Comparing Ecosystem Approaches
SipHash, which Rust and Ruby use by default, is a keyed pseudorandom function: given a 128-bit secret key and any input, it produces a 64-bit output that is computationally indistinguishable from random. It is not invertible, and that is fine for general-purpose hash maps where you only ever need to go from key to bucket, never backward.
V8’s constraint is unusual. It is not just building a hash map; it is using the hash field as a compressed representation of the integer value itself, a compact encoding trick that improves cache efficiency and avoids redundant parsing. The xorshift-multiply permutation fits this constraint precisely: it is a bijection over the 24-bit integer space, seeded with values derived from rapidhash’s existing startup secrets, invertible in constant time, and cheap enough that three rounds leave benchmark scores within measurement noise.
The fix was shipped to Node.js v20, v22, v24, and v25 in the March 2026 security release, with Deno and Cloudflare Workers also notified.
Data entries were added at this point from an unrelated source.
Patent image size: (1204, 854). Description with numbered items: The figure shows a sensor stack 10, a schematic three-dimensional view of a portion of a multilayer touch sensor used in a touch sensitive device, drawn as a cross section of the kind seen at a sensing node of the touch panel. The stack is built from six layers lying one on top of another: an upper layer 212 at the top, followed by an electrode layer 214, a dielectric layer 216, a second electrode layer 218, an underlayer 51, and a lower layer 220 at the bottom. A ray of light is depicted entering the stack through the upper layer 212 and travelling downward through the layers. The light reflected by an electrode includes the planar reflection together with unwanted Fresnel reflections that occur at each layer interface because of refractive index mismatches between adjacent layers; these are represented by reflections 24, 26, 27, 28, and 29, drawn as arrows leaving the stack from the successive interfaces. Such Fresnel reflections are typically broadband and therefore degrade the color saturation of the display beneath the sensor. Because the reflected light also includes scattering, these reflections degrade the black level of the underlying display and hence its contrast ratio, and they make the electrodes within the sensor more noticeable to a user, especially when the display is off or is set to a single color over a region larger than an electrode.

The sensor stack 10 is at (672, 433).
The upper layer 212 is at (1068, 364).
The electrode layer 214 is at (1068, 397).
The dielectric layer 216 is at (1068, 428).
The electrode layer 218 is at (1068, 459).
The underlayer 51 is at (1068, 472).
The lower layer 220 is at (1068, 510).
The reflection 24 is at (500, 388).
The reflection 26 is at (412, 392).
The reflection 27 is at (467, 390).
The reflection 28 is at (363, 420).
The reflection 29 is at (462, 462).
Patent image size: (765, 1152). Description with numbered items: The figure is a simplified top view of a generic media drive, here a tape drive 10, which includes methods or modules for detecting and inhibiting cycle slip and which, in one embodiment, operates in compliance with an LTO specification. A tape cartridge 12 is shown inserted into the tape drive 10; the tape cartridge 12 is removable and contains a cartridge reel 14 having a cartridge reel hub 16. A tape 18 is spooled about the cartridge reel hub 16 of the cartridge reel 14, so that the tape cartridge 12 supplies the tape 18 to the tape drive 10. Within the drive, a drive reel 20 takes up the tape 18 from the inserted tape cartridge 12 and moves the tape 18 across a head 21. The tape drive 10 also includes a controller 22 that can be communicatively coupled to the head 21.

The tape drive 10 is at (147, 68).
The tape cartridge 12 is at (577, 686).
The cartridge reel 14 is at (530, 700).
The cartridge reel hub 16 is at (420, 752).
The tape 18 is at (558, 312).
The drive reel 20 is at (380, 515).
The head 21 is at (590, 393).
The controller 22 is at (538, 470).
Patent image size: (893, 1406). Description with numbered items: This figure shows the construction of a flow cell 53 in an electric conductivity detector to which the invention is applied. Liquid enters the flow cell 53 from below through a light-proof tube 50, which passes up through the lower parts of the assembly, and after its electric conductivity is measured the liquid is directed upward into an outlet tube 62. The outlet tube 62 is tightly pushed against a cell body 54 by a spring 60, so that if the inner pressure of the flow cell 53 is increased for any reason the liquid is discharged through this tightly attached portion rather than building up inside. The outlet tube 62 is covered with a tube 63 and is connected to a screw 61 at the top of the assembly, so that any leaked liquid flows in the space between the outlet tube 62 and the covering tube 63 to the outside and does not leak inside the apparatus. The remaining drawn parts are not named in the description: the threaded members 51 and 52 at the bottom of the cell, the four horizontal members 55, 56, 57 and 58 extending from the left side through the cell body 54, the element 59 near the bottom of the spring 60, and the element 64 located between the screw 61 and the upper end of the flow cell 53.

Chrome received the patch with the feature flag disabled, since browser tabs do not face the same single-threaded server DoS concern.
Hash function design usually involves trading security for speed or vice versa. The xorshift-multiply approach here threads a specific needle: strong enough diffusion to defeat precomputed collision attacks, weak enough that the inverse exists and is cheap to compute. The result is a good example of a security fix shaped by an unusual performance constraint rather than general-purpose threat modeling.